City officials have had conversations with American Water, the largest water corporation in the United States. American Water aggressively seeks to purchase municipal water and sewer systems – the most extreme form of water privatization. Privatization is the wrong direction for Baltimore’s water utility.
Privatizing water services typically results in worse service at higher costs:
Privatization can lead to degraded services. There is ample evidence that maintenance backlogs, increased water losses, sewage spills and lamentable customer service often follow privatization. In fact, poor performance is the primary reason that local governments reverse the decision to privatize and resume public operation of previously contracted services. Private operators may attempt to cut corners to cut costs and maximize their profit. They may use inferior construction materials, delay needed maintenance or downsize the workforce, which impairs customer service and slows responses to emergencies. On average, after privatization, private operators cut one in three water utility jobs.

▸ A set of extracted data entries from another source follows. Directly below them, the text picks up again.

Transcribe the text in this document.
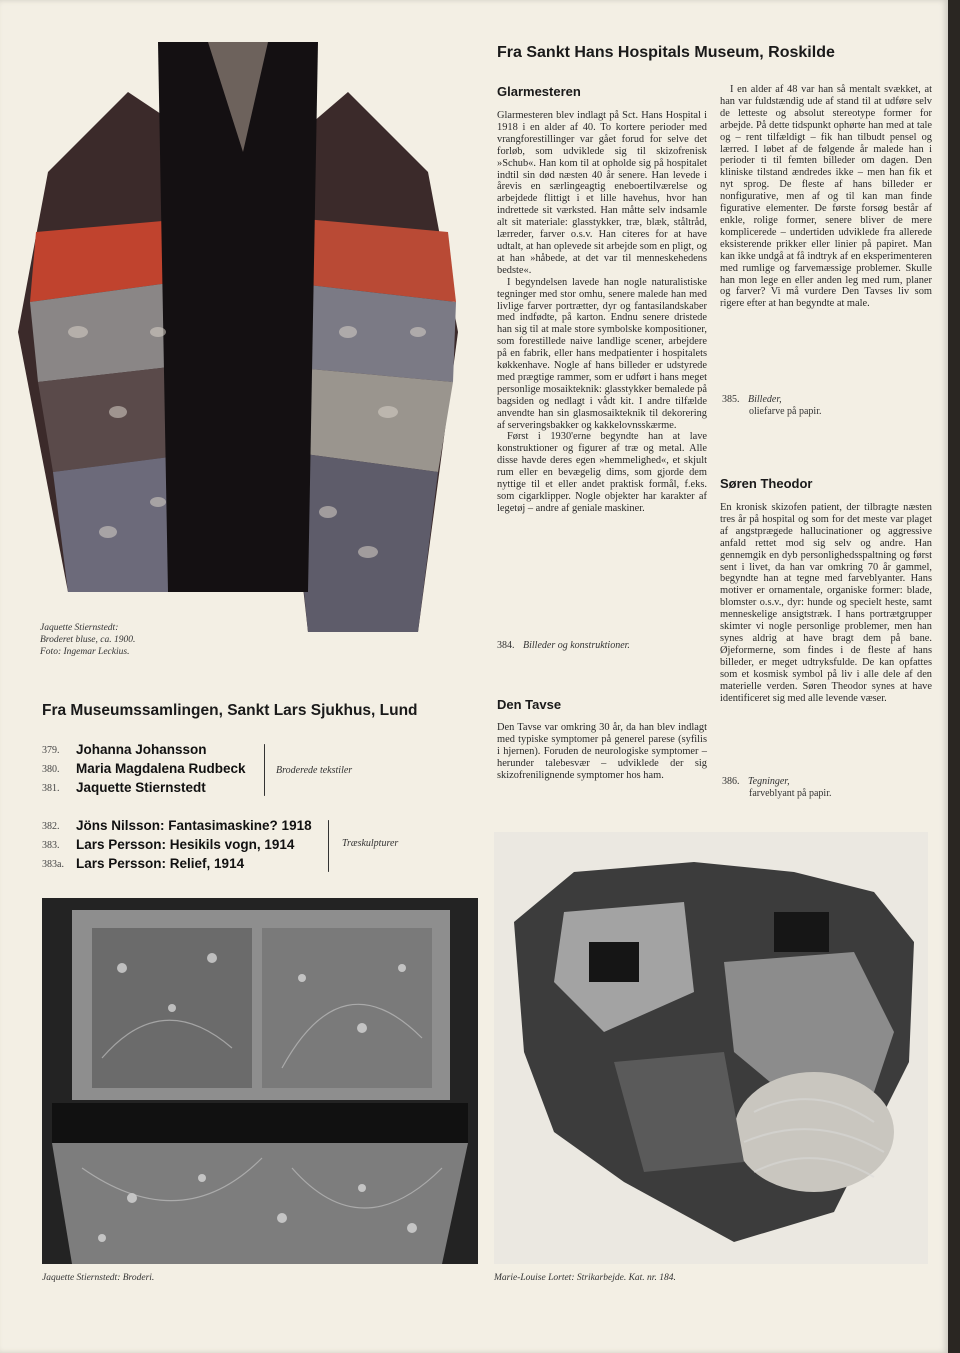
Jaquette Stiernstedt:
Broderet bluse, ca. 1900.
Foto: Ingemar Leckius.
Fra Sankt Hans Hospitals Museum, Roskilde
Glarmesteren

Glarmesteren blev indlagt på Sct. Hans Hospital i 1918 i en alder af 40. To kortere perioder med vrangforestillinger var gået forud for selve det forløb, som udviklede sig til skizofrenisk »Schub«. Han kom til at opholde sig på hospitalet indtil sin død næsten 40 år senere. Han levede i årevis en særlingeagtig eneboertilværelse og arbejdede flittigt i et lille havehus, hvor han indrettede sit værksted. Han måtte selv indsamle alt sit materiale: glasstykker, træ, blæk, ståltråd, lærreder, farver o.s.v. Han citeres for at have udtalt, at han oplevede sit arbejde som en pligt, og at han »håbede, at det var til menneskehedens bedste«.

I begyndelsen lavede han nogle naturalistiske tegninger med stor omhu, senere malede han med livlige farver portrætter, dyr og fantasilandskaber med indfødte, på karton. Endnu senere dristede han sig til at male store symbolske kompositioner, som forestillede naive landlige scener, arbejdere på en fabrik, eller hans medpatienter i hospitalets køkkenhave. Nogle af hans billeder er udstyrede med prægtige rammer, som er udført i hans meget personlige mosaikteknik: glasstykker bemalede på bagsiden og nedlagt i vådt kit. I andre tilfælde anvendte han sin glasmosaikteknik til dekorering af serveringsbakker og kakkelovnsskærme.

Først i 1930'erne begyndte han at lave konstruktioner og figurer af træ og metal. Alle disse havde deres egen »hemmelighed«, et skjult rum eller en bevægelig dims, som gjorde dem nyttige til et eller andet praktisk formål, f.eks. som cigarklipper. Nogle objekter har karakter af legetøj – andre af geniale maskiner.

384. Billeder og konstruktioner.
Den Tavse

Den Tavse var omkring 30 år, da han blev indlagt med typiske symptomer på generel parese (syfilis i hjernen). Foruden de neurologiske symptomer – herunder talebesvær – udviklede der sig skizofrenilignende symptomer hos ham.

I en alder af 48 var han så mentalt svækket, at han var fuldstændig ude af stand til at udføre selv de letteste og absolut stereotype former for arbejde. På dette tidspunkt ophørte han med at tale og – rent tilfældigt – fik han tilbudt pensel og lærred. I løbet af de følgende år malede han i perioder ti til femten billeder om dagen. Den kliniske tilstand ændredes ikke – men han fik et nyt sprog. De fleste af hans billeder er nonfigurative, men af og til kan man finde figurative elementer. De første forsøg består af enkle, rolige former, senere bliver de mere komplicerede – undertiden udviklede fra allerede eksisterende prikker eller linier på papiret. Man kan ikke undgå at få indtryk af en eksperimenteren med rumlige og farvemæssige problemer. Skulle han mon lege en eller anden leg med rum, planer og farver? Vi må vurdere Den Tavses liv som rigere efter at han begyndte at male.

385. Billeder,
oliefarve på papir.
Søren Theodor

En kronisk skizofen patient, der tilbragte næsten tres år på hospital og som for det meste var plaget af angstprægede hallucinationer og aggressive anfald rettet mod sig selv og andre. Han gennemgik en dyb personlighedsspaltning og først sent i livet, da han var omkring 70 år gammel, begyndte han at tegne med farveblyanter. Hans motiver er ornamentale, organiske former: blade, blomster o.s.v., dyr: hunde og specielt heste, samt menneskelige ansigtstræk. I hans portrætgrupper skimter vi nogle personlige problemer, men han synes aldrig at have bragt dem på bane. Øjeformerne, som findes i de fleste af hans billeder, er meget udtryksfulde. De kan opfattes som et kosmisk symbol på liv i alle dele af den materielle verden. Søren Theodor synes at have identificeret sig med alle levende væser.

386. Tegninger,
farveblyant på papir.
Fra Museumssamlingen, Sankt Lars Sjukhus, Lund
379. Johanna Johansson
380. Maria Magdalena Rudbeck
381. Jaquette Stiernstedt
Broderede tekstiler
382. Jöns Nilsson: Fantasimaskine? 1918
383. Lars Persson: Hesikils vogn, 1914
383a. Lars Persson: Relief, 1914
Træskulpturer
Jaquette Stiernstedt: Broderi.	Marie-Louise Lortet: Strikarbejde. Kat. nr. 184.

Privatization can result in higher costs for the public. Corporate profits, dividends and income taxes can add 20 to 30 percent to operation and maintenance costs, and a lack of competition and poor negotiation skills can leave local governments with expensive contracts. Perhaps for those reasons, a review of 18 municipalities that ended their contracts with private companies found that public operation averaged 21 percent cheaper than private operation of water and sewer services.
Privatization leaves communities without local control of their water. Privatization contracts would tie the hands of Baltimore’s elected officials, restrict public access to information and transparency in services, and limit public accountability in decision making. A private water company is first and foremost accountable to its investors, not necessarily to the people it services. Baltimore could potentially be giving away the authority to make decisions about water, our most precious resource, at a time when water is being seen as a commodity by many in Wall Street.
We need responsible, public operation of our water and sewer utility, so that we can work to ensure that every Baltimore resident has access to safe and affordable water service.
Thank you for your time and consideration of this important issue.